Natural variation in copper tolerance in Drosophila melanogaster is shaped by transcriptional and physiological changes in the gut

Increases in industrialisation and anthropogenic activity have resulted in an increase in pollutants released into the environment. Of these pollutants, heavy metals such as copper are particularly concerning due to their bio-accumulative nature. Due to its highly heterogeneous distribution and its dual nature as both an essential micronutrient and toxic element, the genetic basis of copper tolerance is likely shaped by a complex interplay of physiological and environmental factors. Drosophila melanogaster, a long-standing sentinel of environmental toxins, is uniquely suited for the study of copper tolerance in arthropods and other more diverse species. In this study, we utilized the natural variation present in multiple populations of D. melanogaster collected across Europe to screen for variation in copper tolerance, which we found to be highly variable both within and between locations.
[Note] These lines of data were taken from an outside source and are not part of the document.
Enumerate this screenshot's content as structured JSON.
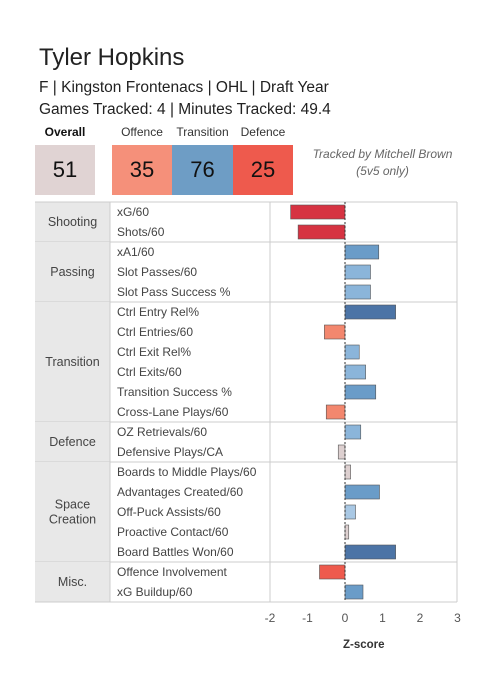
{
  "header": {
    "player_name": "Tyler Hopkins",
    "subtitle": "F | Kingston Frontenacs | OHL | Draft Year",
    "games_line": "Games Tracked: 4 | Minutes Tracked: 49.4"
  },
  "scores": {
    "overall": {
      "label": "Overall",
      "value": "51",
      "color": "#e0d3d3"
    },
    "offence": {
      "label": "Offence",
      "value": "35",
      "color": "#f5907a"
    },
    "transition": {
      "label": "Transition",
      "value": "76",
      "color": "#6e9dc5"
    },
    "defence": {
      "label": "Defence",
      "value": "25",
      "color": "#ee5a4d"
    }
  },
  "credit": {
    "line1": "Tracked by Mitchell Brown",
    "line2": "(5v5 only)"
  },
  "chart_data": {
    "type": "bar",
    "orientation": "horizontal",
    "xlabel": "Z-score",
    "xlim": [
      -2.05,
      3.2
    ],
    "xticks": [
      -2,
      -1,
      0,
      1,
      2,
      3
    ],
    "xtick_labels": [
      "-2",
      "-1",
      "0",
      "1",
      "2",
      "3"
    ],
    "groups": [
      {
        "name": "Shooting",
        "metrics": [
          {
            "label": "xG/60",
            "value": -1.45,
            "color": "#d63342"
          },
          {
            "label": "Shots/60",
            "value": -1.25,
            "color": "#d63342"
          }
        ]
      },
      {
        "name": "Passing",
        "metrics": [
          {
            "label": "xA1/60",
            "value": 0.9,
            "color": "#6a9cc8"
          },
          {
            "label": "Slot Passes/60",
            "value": 0.68,
            "color": "#8bb5da"
          },
          {
            "label": "Slot Pass Success %",
            "value": 0.68,
            "color": "#8bb5da"
          }
        ]
      },
      {
        "name": "Transition",
        "metrics": [
          {
            "label": "Ctrl Entry Rel%",
            "value": 1.35,
            "color": "#4c74a6"
          },
          {
            "label": "Ctrl Entries/60",
            "value": -0.55,
            "color": "#f3876e"
          },
          {
            "label": "Ctrl Exit Rel%",
            "value": 0.38,
            "color": "#8bb5da"
          },
          {
            "label": "Ctrl Exits/60",
            "value": 0.55,
            "color": "#8bb5da"
          },
          {
            "label": "Transition Success %",
            "value": 0.82,
            "color": "#6a9cc8"
          },
          {
            "label": "Cross-Lane Plays/60",
            "value": -0.5,
            "color": "#f3876e"
          }
        ]
      },
      {
        "name": "Defence",
        "metrics": [
          {
            "label": "OZ Retrievals/60",
            "value": 0.42,
            "color": "#8bb5da"
          },
          {
            "label": "Defensive Plays/CA",
            "value": -0.18,
            "color": "#ddd0d0"
          }
        ]
      },
      {
        "name": "Space\nCreation",
        "metrics": [
          {
            "label": "Boards to Middle Plays/60",
            "value": 0.15,
            "color": "#ddd0d0"
          },
          {
            "label": "Advantages Created/60",
            "value": 0.92,
            "color": "#6a9cc8"
          },
          {
            "label": "Off-Puck Assists/60",
            "value": 0.28,
            "color": "#a9c8e4"
          },
          {
            "label": "Proactive Contact/60",
            "value": 0.1,
            "color": "#ddd0d0"
          },
          {
            "label": "Board Battles Won/60",
            "value": 1.35,
            "color": "#4c74a6"
          }
        ]
      },
      {
        "name": "Misc.",
        "metrics": [
          {
            "label": "Offence Involvement",
            "value": -0.68,
            "color": "#ee5a4d"
          },
          {
            "label": "xG Buildup/60",
            "value": 0.48,
            "color": "#6a9cc8"
          }
        ]
      }
    ]
  }
}
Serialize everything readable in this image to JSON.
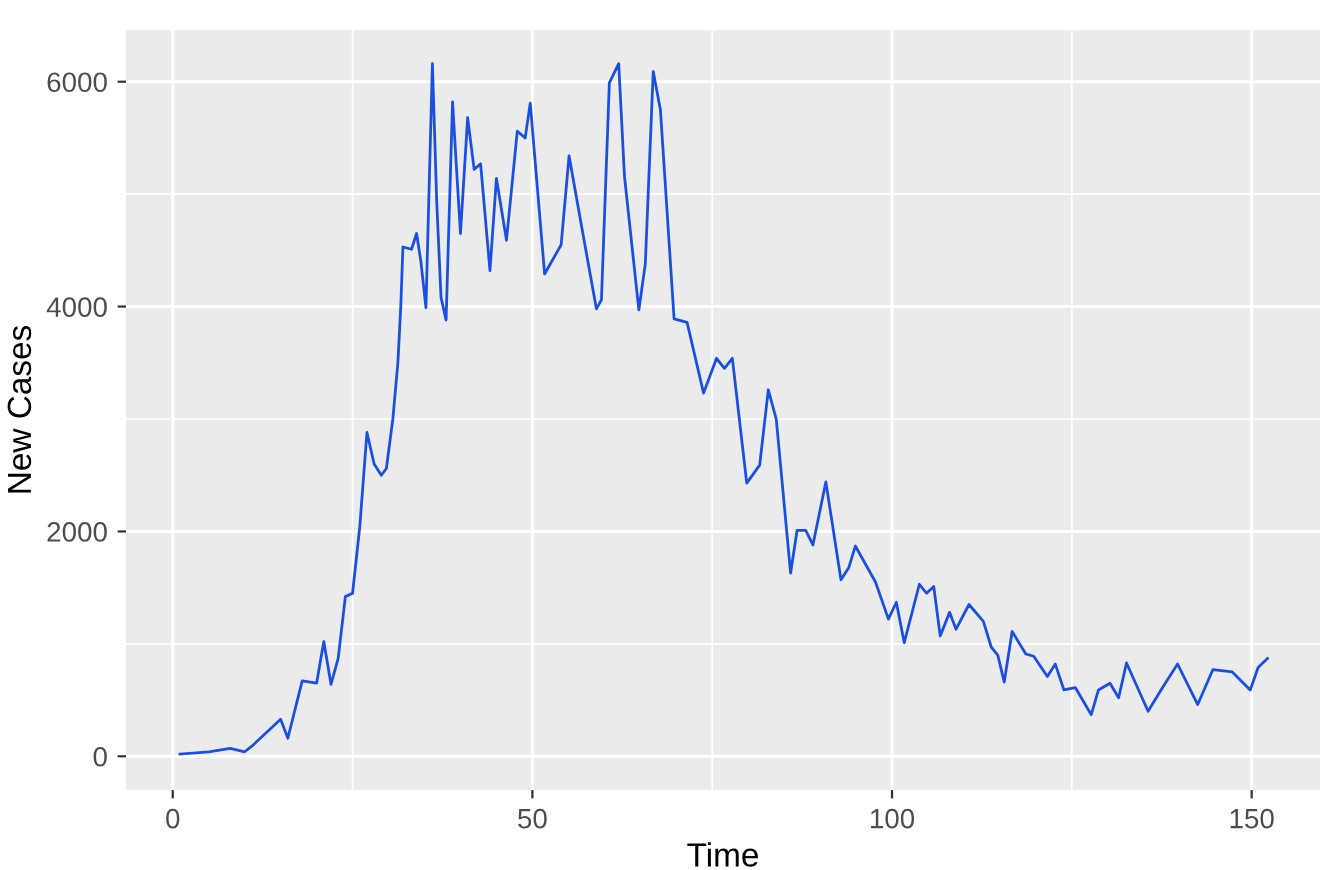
{
  "chart_data": {
    "type": "line",
    "xlabel": "Time",
    "ylabel": "New Cases",
    "series": [
      {
        "color": "#1a4fe0",
        "x": [
          1,
          5,
          8,
          10,
          11,
          15,
          16,
          18,
          20,
          21,
          22,
          23,
          24,
          25,
          26,
          27,
          28,
          29,
          29.7,
          30.6,
          31.3,
          31.7,
          32,
          33.2,
          33.9,
          34.5,
          35.2,
          36.1,
          36.7,
          37.3,
          38,
          38.9,
          39.4,
          40,
          41,
          41.9,
          42.8,
          44.1,
          45,
          46.4,
          47.9,
          49,
          49.7,
          51.7,
          54,
          55.1,
          57.1,
          58.9,
          59.6,
          60.7,
          62,
          62.8,
          64.8,
          65.7,
          66.8,
          67.8,
          69.7,
          71.5,
          73.8,
          75.6,
          76.7,
          77.8,
          79.8,
          81.6,
          82.8,
          83.9,
          85.9,
          86.8,
          88,
          89,
          90.8,
          92.9,
          94,
          94.9,
          97.7,
          99.5,
          100.6,
          101.7,
          103.8,
          104.8,
          105.8,
          106.7,
          108,
          108.9,
          110.7,
          112.7,
          113.8,
          114.7,
          115.6,
          116.7,
          118.6,
          119.7,
          121.6,
          122.7,
          123.9,
          125.5,
          127.7,
          128.7,
          130.3,
          131.5,
          132.6,
          135.6,
          137.7,
          139.7,
          142.5,
          144.6,
          147.3,
          149.8,
          150.9,
          152.2
        ],
        "values": [
          20,
          40,
          70,
          40,
          90,
          330,
          160,
          670,
          650,
          1020,
          640,
          870,
          1420,
          1450,
          2040,
          2880,
          2600,
          2500,
          2560,
          3000,
          3500,
          4000,
          4530,
          4510,
          4650,
          4400,
          3990,
          6160,
          4930,
          4080,
          3880,
          5820,
          5280,
          4650,
          5680,
          5220,
          5270,
          4320,
          5140,
          4590,
          5560,
          5500,
          5810,
          4290,
          4550,
          5340,
          4620,
          3980,
          4060,
          5990,
          6160,
          5160,
          3970,
          4380,
          6090,
          5750,
          3890,
          3860,
          3230,
          3540,
          3450,
          3540,
          2430,
          2590,
          3260,
          3000,
          1630,
          2010,
          2010,
          1880,
          2440,
          1570,
          1680,
          1870,
          1550,
          1220,
          1370,
          1010,
          1530,
          1450,
          1510,
          1070,
          1280,
          1130,
          1350,
          1200,
          970,
          900,
          660,
          1110,
          910,
          890,
          710,
          820,
          590,
          610,
          370,
          590,
          650,
          520,
          830,
          400,
          620,
          820,
          460,
          770,
          750,
          590,
          790,
          870
        ]
      }
    ],
    "xlim": [
      -6.5,
      159.5
    ],
    "ylim": [
      -300,
      6460
    ],
    "xticks": [
      0,
      50,
      100,
      150
    ],
    "yticks": [
      0,
      2000,
      4000,
      6000
    ],
    "grid": true,
    "marker": "none",
    "line_style": "solid"
  }
}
While these collection locations covered a wide range of atmospheric and soil pollution levels, the degree of urbanization at the collection sites, rather than any other combination of environmental factors, was linked to copper tolerance. Moreover, differential expression analysis revealed that metabolism, reproduction, and protease induction contribute to copper response in tolerant and sensitive lines to different degrees. Additionally, the greatest transcriptomic and physiological responses to copper toxicity were seen in the midgut; where preservation of gut acidity is strongly linked to greater tolerance. Overall, our study provides a unique perspective on the genetic and environmental factors that shape copper tolerance in natural D. melanogaster populations and identifies new genes and physiological traits involved in this complex phenotype.